TEMPO.CO, Jakarta - Bulan ini, Bintang berulang tahun ke-25. Bicara soal usia 25, kami membaca sejumlah artikel dan blog kesehatan. Ada yang menarik. Sebuah blog menyebut, wanita usia 25 tahun memiliki risiko melahirkan dengan perbandingan 1:1.250.
Menjelang 30 tahun, perbandingan risiko melahirkan anjlok menjadi 1:952. Usia 35, menjadi 1:378. Seiring meningkatnya usia, rasionya terus menurun. Umur 25 tahun dipandang sebagai usia paling ideal untuk melahirkan. Benarkah?
Bahan baku yang sehat
Rentang usia hamil terbaik, 20-30 tahun. Kemampuan untuk hamil dan tingkat kesuburannya mencapai 90 persen. Ditilik dari aspek kesehatan si kecil, wanita usia 20-30 tahun kemungkinan melahirkan bayi tidak lengkap atau (maaf) cacat sangat rendah, 1:8.000 hingga 1:12.000. Di rentang usia 20-30 tahun itulah, sel telur sedang matang-matangnya.
Dokter spesialis obstetri dan ginekologi, dr. Achmad Mediana, SpOG, mengatakan kehamilan berisiko meningkat terjadi di usia 30 tahun ke atas. Sementara kehamilan berisiko meninggi dimulai di usia 36 tahun ke atas. Kondisi fisik dan hormon wanita usia 25 tahun berada di fase terbaik. Fisik yang dimaksud adalah badan, organ reproduksi, jantung, paru-paru, otot-otot, fungsi indung telur, rahim, dan vagina. Kondisi psikis maupun psikososial juga sedang baik-baiknya.

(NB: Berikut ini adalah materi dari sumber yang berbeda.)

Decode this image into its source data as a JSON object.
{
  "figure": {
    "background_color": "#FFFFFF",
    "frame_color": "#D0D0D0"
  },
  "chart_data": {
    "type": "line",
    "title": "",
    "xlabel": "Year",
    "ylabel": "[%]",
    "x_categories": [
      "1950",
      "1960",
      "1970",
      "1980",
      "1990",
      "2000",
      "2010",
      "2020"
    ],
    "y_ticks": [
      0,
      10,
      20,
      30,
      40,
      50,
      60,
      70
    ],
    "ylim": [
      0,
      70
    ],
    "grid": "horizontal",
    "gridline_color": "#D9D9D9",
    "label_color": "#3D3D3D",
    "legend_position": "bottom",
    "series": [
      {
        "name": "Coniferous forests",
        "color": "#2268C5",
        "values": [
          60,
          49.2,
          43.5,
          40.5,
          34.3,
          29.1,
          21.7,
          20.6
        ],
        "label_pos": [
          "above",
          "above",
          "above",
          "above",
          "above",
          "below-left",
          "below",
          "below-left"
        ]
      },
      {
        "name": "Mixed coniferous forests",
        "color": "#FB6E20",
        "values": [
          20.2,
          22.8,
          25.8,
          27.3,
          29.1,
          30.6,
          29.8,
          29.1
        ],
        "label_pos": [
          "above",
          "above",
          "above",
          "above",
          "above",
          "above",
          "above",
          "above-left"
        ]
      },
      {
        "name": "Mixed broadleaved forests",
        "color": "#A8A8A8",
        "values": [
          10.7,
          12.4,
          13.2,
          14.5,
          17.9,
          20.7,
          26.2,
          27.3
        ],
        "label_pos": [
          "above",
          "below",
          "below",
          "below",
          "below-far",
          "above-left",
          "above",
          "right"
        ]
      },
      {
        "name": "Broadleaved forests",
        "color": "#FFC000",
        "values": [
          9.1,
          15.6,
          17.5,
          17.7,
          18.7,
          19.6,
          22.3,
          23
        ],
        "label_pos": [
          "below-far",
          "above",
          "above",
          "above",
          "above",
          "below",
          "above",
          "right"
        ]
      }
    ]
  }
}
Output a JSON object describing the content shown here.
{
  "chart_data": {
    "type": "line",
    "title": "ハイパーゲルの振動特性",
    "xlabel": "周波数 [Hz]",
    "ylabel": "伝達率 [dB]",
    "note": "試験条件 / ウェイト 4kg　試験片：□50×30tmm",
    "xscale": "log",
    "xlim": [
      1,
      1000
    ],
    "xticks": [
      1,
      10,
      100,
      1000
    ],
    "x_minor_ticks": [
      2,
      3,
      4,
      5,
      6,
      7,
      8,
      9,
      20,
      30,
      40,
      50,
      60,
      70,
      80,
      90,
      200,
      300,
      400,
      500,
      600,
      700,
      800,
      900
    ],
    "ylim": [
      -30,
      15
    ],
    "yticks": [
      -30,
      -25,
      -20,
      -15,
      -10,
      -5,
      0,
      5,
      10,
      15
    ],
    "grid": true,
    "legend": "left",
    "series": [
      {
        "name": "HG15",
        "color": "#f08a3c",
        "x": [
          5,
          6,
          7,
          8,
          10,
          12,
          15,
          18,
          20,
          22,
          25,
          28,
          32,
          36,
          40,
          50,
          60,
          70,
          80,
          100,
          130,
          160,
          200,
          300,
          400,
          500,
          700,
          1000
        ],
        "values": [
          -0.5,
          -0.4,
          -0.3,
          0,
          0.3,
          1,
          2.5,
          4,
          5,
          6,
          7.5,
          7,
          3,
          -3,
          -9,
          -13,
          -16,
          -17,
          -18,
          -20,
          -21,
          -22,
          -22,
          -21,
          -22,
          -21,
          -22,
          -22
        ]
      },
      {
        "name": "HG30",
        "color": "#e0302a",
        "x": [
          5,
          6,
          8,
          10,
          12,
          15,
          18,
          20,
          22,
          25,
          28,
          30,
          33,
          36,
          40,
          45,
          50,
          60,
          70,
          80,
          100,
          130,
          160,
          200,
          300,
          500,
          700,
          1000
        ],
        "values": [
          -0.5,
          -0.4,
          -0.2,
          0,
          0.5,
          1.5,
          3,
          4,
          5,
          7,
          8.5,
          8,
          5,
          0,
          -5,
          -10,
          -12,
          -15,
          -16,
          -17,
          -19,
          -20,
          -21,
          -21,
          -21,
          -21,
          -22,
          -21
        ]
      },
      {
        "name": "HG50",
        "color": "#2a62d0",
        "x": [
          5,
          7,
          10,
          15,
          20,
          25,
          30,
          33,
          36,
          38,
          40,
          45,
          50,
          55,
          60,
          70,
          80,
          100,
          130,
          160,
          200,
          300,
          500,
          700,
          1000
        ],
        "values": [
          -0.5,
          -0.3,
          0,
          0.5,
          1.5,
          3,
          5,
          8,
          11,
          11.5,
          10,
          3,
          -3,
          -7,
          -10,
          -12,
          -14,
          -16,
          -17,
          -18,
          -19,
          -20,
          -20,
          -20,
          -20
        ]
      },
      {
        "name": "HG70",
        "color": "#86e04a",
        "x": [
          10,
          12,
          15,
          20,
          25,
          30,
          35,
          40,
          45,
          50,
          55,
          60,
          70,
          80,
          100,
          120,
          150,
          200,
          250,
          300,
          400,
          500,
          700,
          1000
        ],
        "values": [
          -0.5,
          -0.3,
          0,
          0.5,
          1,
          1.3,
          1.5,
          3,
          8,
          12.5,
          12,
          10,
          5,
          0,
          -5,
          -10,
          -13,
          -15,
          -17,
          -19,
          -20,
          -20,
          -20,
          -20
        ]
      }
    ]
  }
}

Itu sebabnya, Achmad menyarankan agar wanita (yang sudah menikah) di usia 25 tahun tidak menunda kehamilan. Jika ingin cepat hamil di rentang usia 20 sampai 30 tahun, jalanilah pola hidup sehat. Pola hidup sehat yang dimaksud, kesehatan bahan baku sperma dan sel telur.
“Organisasi Kesehatan Dunia menyebut sehat itu meliputi dua aspek: jiwa dan raga. Kalau raga sehat, tapi masih belum hamil juga, coba cek, jangan-jangan jiwa tidak terlalu sehat. Misalnya, rumah Anda di Depok (Jawa Barat) sementara kantor di Tanjung Priok Jakarta Utara. Berangkat butuh waktu dua jam. Belum kalau kena macet. Banyak pasien saya susah mempunyai anak karena faktor pekerjaan terlalu jauh. Atau jarak kantor dekat tapi volume pekerjaan terlalu banyak,” beber Achmad.
Ubah pola hidup
Tekanan alias stres sangat memengaruhi tingkat kesuburan suami-istri. “Penjelasan medisnya begini: pusat hormon wanita berada di otak, yakni di hipofisis. Dalam bekerja, ia sangat dipengaruhi otak besar. Kinerja otak besar terpengaruh oleh suprasistem atau superego yakni marah, senang, susah, stres, dan emosi-emosi lain,” papar Achmad.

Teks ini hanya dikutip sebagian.